Quando Reynaldo Gianecchini e Camila Pitanga foram à televisão em abril como garotos-propaganda dos bancos públicos, os atores conseguiram levantar o ibope de uma ferramenta já velha, mas praticamente desconhecida dos brasileiros: a portabilidade de operações de crédito, criada em 2006.
Dados do Banco Central mostram que o número de operações de troca de dívida cresce desde maio, logo depois que começou a ofensiva da Caixa Econômica Federal e do Banco do Brasil para conquistar clientes dos concorrentes. Camila Pitanga anunciou, em horário nobre, uma “redução drástica de juros” na Caixa, e Gianecchini, “crédito para antecipar seus sonhos” no BB.
Foram promessas que levaram alguns brasileiros endividados às ruas, querendo trocar parcelas mais altas por outras mais baixas no banco concorrente, em um movimento que atingiu proporção recorde no país. De maio a julho, foram fechadas aproximadamente 45 mil operações de portabilidade por mês, somando R$ 520 milhões mensais, sendo que a maior parte é de crédito consignado. Na série histórica do Banco Central, iniciada em dezembro de 2006, esses patamares não tinham sido alcançados por três meses consecutivos antes.
É certo que esse volume ainda não atinge nem 1% dos desembolsos mensais de crédito para pessoas físicas no Brasil, mas dá sinais da evolução que vem ocorrendo. Em nenhum outro mês deste ano havia se chegado a esse nível de transações por mês. Os volumes mais altos tinham sido de 32,7 mil operações em março e, em valor, de R$ 383 milhões em janeiro.

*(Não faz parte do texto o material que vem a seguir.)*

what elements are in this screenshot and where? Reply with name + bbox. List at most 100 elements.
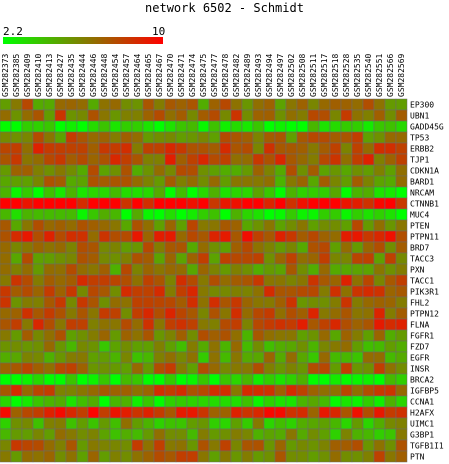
heatmap-cell: [65, 318, 78, 331]
heatmap-cell: [274, 406, 287, 419]
heatmap-cell: [43, 329, 56, 342]
heatmap-cell: [274, 362, 287, 375]
heatmap-cell: [395, 131, 408, 144]
heatmap-cell: [65, 252, 78, 265]
heatmap-cell: [142, 153, 155, 166]
heatmap-cell: [65, 395, 78, 408]
heatmap-cell: [274, 296, 287, 309]
heatmap-cell: [153, 384, 166, 397]
heatmap-cell: [43, 153, 56, 166]
heatmap-cell: [395, 351, 408, 364]
heatmap-cell: [241, 142, 254, 155]
heatmap-cell: [54, 197, 67, 210]
heatmap-cell: [186, 175, 199, 188]
heatmap-cell: [54, 329, 67, 342]
heatmap-cell: [109, 450, 122, 463]
heatmap-cell: [98, 252, 111, 265]
heatmap-cell: [230, 109, 243, 122]
heatmap-cell: [131, 274, 144, 287]
heatmap-cell: [252, 340, 265, 353]
heatmap-cell: [32, 142, 45, 155]
heatmap-cell: [109, 263, 122, 276]
heatmap-cell: [373, 384, 386, 397]
heatmap-cell: [208, 274, 221, 287]
heatmap-cell: [230, 274, 243, 287]
heatmap-cell: [54, 417, 67, 430]
heatmap-cell: [54, 318, 67, 331]
heatmap-cell: [0, 318, 12, 331]
heatmap-cell: [274, 318, 287, 331]
heatmap-cell: [208, 428, 221, 441]
heatmap-cell: [252, 307, 265, 320]
heatmap-cell: [329, 428, 342, 441]
heatmap-cell: [362, 274, 375, 287]
heatmap-cell: [197, 307, 210, 320]
heatmap-cell: [197, 131, 210, 144]
heatmap-cell: [131, 230, 144, 243]
heatmap-cell: [109, 164, 122, 177]
heatmap-cell: [307, 186, 320, 199]
heatmap-cell: [0, 285, 12, 298]
heatmap-cell: [230, 241, 243, 254]
heatmap-cell: [351, 197, 364, 210]
heatmap-cell: [131, 395, 144, 408]
heatmap-cell: [131, 164, 144, 177]
heatmap-cell: [76, 98, 89, 111]
heatmap-cell: [340, 230, 353, 243]
heatmap-cell: [252, 329, 265, 342]
heatmap-cell: [120, 296, 133, 309]
heatmap-cell: [219, 142, 232, 155]
heatmap-cell: [10, 120, 23, 133]
heatmap-cell: [32, 164, 45, 177]
heatmap-cell: [0, 131, 12, 144]
heatmap-cell: [208, 329, 221, 342]
heatmap-cell: [76, 395, 89, 408]
heatmap-cell: [10, 373, 23, 386]
heatmap-cell: [10, 241, 23, 254]
heatmap-cell: [120, 197, 133, 210]
heatmap-cell: [318, 252, 331, 265]
heatmap-cell: [219, 362, 232, 375]
heatmap-cell: [43, 406, 56, 419]
heatmap-cell: [65, 340, 78, 353]
heatmap-cell: [362, 439, 375, 452]
heatmap-cell: [98, 296, 111, 309]
heatmap-cell: [142, 186, 155, 199]
heatmap-cell: [43, 351, 56, 364]
heatmap-cell: [296, 373, 309, 386]
heatmap-cell: [0, 208, 12, 221]
heatmap-cell: [87, 318, 100, 331]
heatmap-cell: [87, 373, 100, 386]
heatmap-cell: [54, 175, 67, 188]
heatmap-cell: [307, 263, 320, 276]
heatmap-cell: [10, 395, 23, 408]
heatmap-cell: [65, 417, 78, 430]
heatmap-cell: [307, 252, 320, 265]
heatmap-cell: [0, 109, 12, 122]
heatmap-cell: [197, 175, 210, 188]
heatmap-cell: [307, 362, 320, 375]
heatmap-cell: [285, 252, 298, 265]
heatmap-cell: [208, 296, 221, 309]
heatmap-cell: [109, 340, 122, 353]
heatmap-cell: [351, 230, 364, 243]
heatmap-cell: [219, 395, 232, 408]
heatmap-cell: [241, 131, 254, 144]
heatmap-cell: [263, 340, 276, 353]
heatmap-cell: [120, 351, 133, 364]
heatmap-cell: [384, 351, 397, 364]
heatmap-cell: [373, 351, 386, 364]
heatmap-cell: [164, 296, 177, 309]
heatmap-cell: [274, 351, 287, 364]
heatmap-cell: [362, 131, 375, 144]
heatmap-cell: [54, 131, 67, 144]
heatmap-cell: [384, 186, 397, 199]
heatmap-cell: [120, 142, 133, 155]
heatmap-cell: [87, 230, 100, 243]
heatmap-cell: [384, 296, 397, 309]
heatmap-cell: [153, 307, 166, 320]
heatmap-cell: [373, 131, 386, 144]
heatmap-cell: [120, 120, 133, 133]
heatmap-cell: [329, 373, 342, 386]
heatmap-cell: [241, 340, 254, 353]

Diversos estudos internacionais apontam que a portabilidade é uma ferramenta importante para estimular a concorrência entre bancos. Por aqui, o BC sabe que isso só está começando, mas que as campanhas do BB e da Caixa trouxeram um importante estímulo. Depois que os bancos públicos foram à televisão, outras instituições privadas também resolveram mostrar suas ofertas.
Não há números públicos que mostrem quem ganhou e quem perdeu empréstimos dos concorrentes. Mas os balanços dos bancos de abril a junho apontam que as instituições públicas – muitas vezes sacrificando suas margens em prol da decisão do governo de aquecer a economia – tiveram um avanço maior da carteira de crédito. Caixa (+5,1%) e Banco do Brasil (+3,1%) também conquistaram, proporcionalmente, mais correntistas do que Bradesco (+ 0,8%) e Santander (+2,1%). O Itaú Unibanco não divulga esse dado.
Para o BC, os números da portabilidade de crédito acabam escondendo um movimento maior que pode ter ocorrido desde que os bancos públicos anunciaram redução de taxas. O argumento da autoridade é que muitos devedores podem ter usado de seu poder de barganha para conseguir descontos nas próprias instituições onde tomaram o empréstimo.
O Banco do Brasil sentiu esse efeito. Muitos clientes, ao verem as propagandas do banco com taxas mais baixas do que aquelas que estavam pagando, buscaram renegociar suas dívidas dentro do próprio BB. O volume de renegociações alcançou R$ 16 bilhões, 60% maior do que um ano antes. Em teleconferência com analistas, Ivan Monteiro, vice-presidente de relações com investidores, explicou que a maior parte dessa expansão se deve a clientes do banco que trocaram um crédito com taxa mais alta por juros mais baixos.
Quando se trata da troca de um banco para outro, o avanço da portabilidade esbarra em problemas técnicos. No caso de financiamento de automóveis, por exemplo, um dos problemas é a liberação da garantia do carro de um banco para outro. Enquanto a transferência da dívida é feita em um dia, a mudança na garantia é mais lenta.
“Para conseguir fechar esse tipo de portabilidade, temos de dar um voto de confiança de que a garantia vai para o banco. É um processo que leva até dez dias”, diz Alexandre Abreu, vice-presidente de negócios de varejo do Banco do Brasil. O banco começou a adotar esse procedimento no fim de maio. No fim de julho, tinha fechado 5.100 operações, com R$ 150 milhões.
No crédito imobiliário, a transferência ainda esbarrava nos custos cartorários até meados deste mês. Uma lei, porém, reduziu esses gastos.